East Rutherford, N.J.–There isn’t going to be a “next week” for the New York Giants, who closed out their 2013 NFL season with a 20-6 win over the Washington Redskins.
In many ways, that’s a good thing, as the Giants, who this season were ravished by injuries, suffered a few more crushing injuries. The most serious of which were to starting left tackle William Beatty, who suffered a fractured leg, and the high ankle sprain suffered by quarterback Eli Manning, who took one hit too many behind his putrid pass protection.
But in some strange ways, these New York Giants, who bounced back from an 0-6 start in which they looked lost, disorganized, and at times disinterested, made it just a little more tolerable for their suffering fans by winning seen out of their last ten games.
“Yeah, not bad,” said linebacker Jon Beason. “It’s tough, when you win games you feel like that’s what you’re supposed to do and then the ones you lose. You always look back at those and those are the ones that linger. Based on where we started, a great finish, upwards for next year, but still bittersweet.”
Granted there will be some people who will point out that six of those wins came against teams with unstable quarterback situations when they met the Giants.
However, it should be noted that in each of those games, none were shutouts, as the average scoring turned out to be 21.8 to 10.6 in favor of the Giants, who still had to go out there and so what was necessary to win.
“No matter how tough times may get, tough times never last, tough people always do and this is an extremely tough football team,” said safety Antrel Rolle. “This is the last game we had to go out there and showcase what we had for the 2013 season and closing it out with winning seven of our last ten games, we can’t ask for too much more than that.”
Still, for head coach Tom Coughlin, who bristled just a bit when he was asked if he definitely wanted to return next season, the second half record was a matter of too little, too late, even if he was pleased with how they stuck together and battled.
“If I want to look at it in extremes, the first thing is the 0-6 in my mind and how did that happen. The rest is the fact that we battled back from that. Again, when I said I was proud of this team, I am. I know it’s not what everybody wanted; I didn’t want it, either, but 7-9 is a heck of a lot better than 6-10.”
His players agreed.
“We could have folded. We could have just said, ‘Hey, we’re out of it,’ but we didn’t,” Beason said. Guys showed a lot of character and pride, individually and collectively as a team. When you do that, I think that’s important. Those are the type of guys you want in your locker room.”

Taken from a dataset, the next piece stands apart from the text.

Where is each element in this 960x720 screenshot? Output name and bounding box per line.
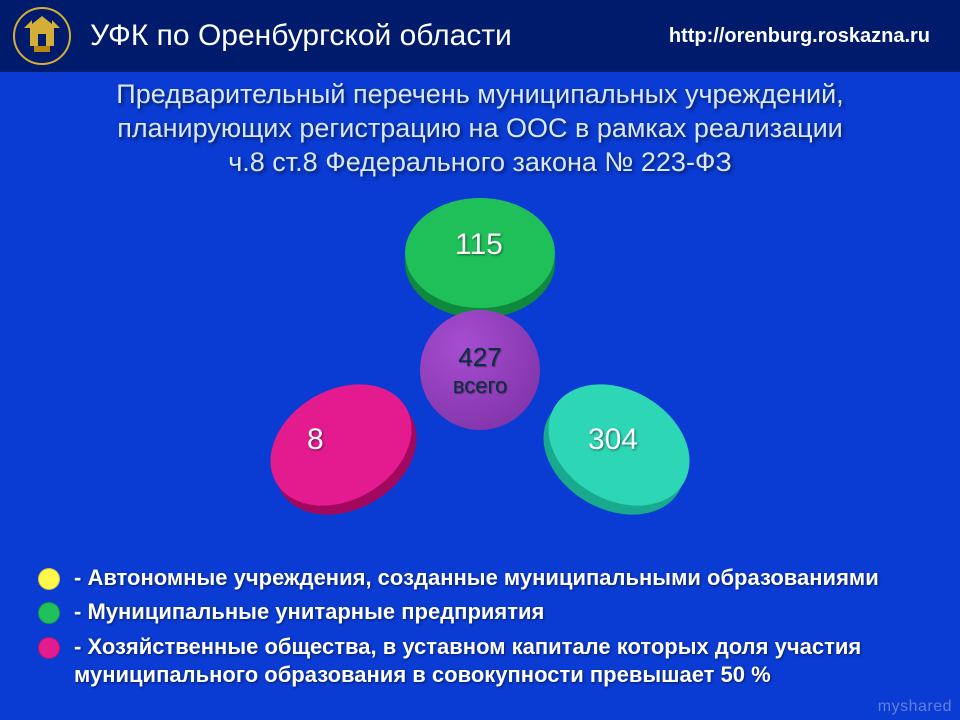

Indeed, several guys earned the right to return. There was the stunning performance by Jerrel Jernigan, the forgotten wide receiver who has had three solid games in a row in relief of the injured Victor Cruz. This week, Jernigan accounted for 14 of the Giants 20 points with a 24-yard touchdown reception and a 49-yard touchdown run, the latter of which is the team’s longest run from scrimmage this season.
“It’s a great feeling to come out there, you know, the coaches have been telling me through the weeks that I’m getting my opportunity to go out there and make plays for the team and just wanted to let the coaching staff and organization know that I can make plays. Victor (Cruz) is down or whatever, but when he comes back, I also still want to be out there when he comes back,” Jernigan said.
There was also the play of Beason, acquired after the first month of the season in a trade with the Panthers. Beason once again finished as the team leader in tackles and one can only imagine just how much better he’ll be next year if he re-signs with the Giants and gets a chance to really wrap his head around the playbook.
There is also the play of Justin Pugh, the eager rookie right tackle who became the first Giants first-round draft pick to start all 16 games in his rookie season since some dude named Lawrence Taylor did it in 1981. Pugh, who played left tackle in college, has the versatility to play anywhere along the offensive line, and he might need to depending on what happens with Beatty’s recovery.
There are others– safety Will Hill, defensive end Damontre Moore, defensive tackle Johnathan Hankins, and running back Peyton Hillis all come to mind as being guys who have proven that they deserve to come back in 2014 to compete.
Most importantly, Tom Coughlin, the Giants fiery head coach, who didn’t want to discuss his future so soon after the win, has shown by way of his ability to bring the team out of the doldrums following the deflating losses, that maybe he is the right man for the job.
“I can’t imagine playing for anyone else,” Rolle said.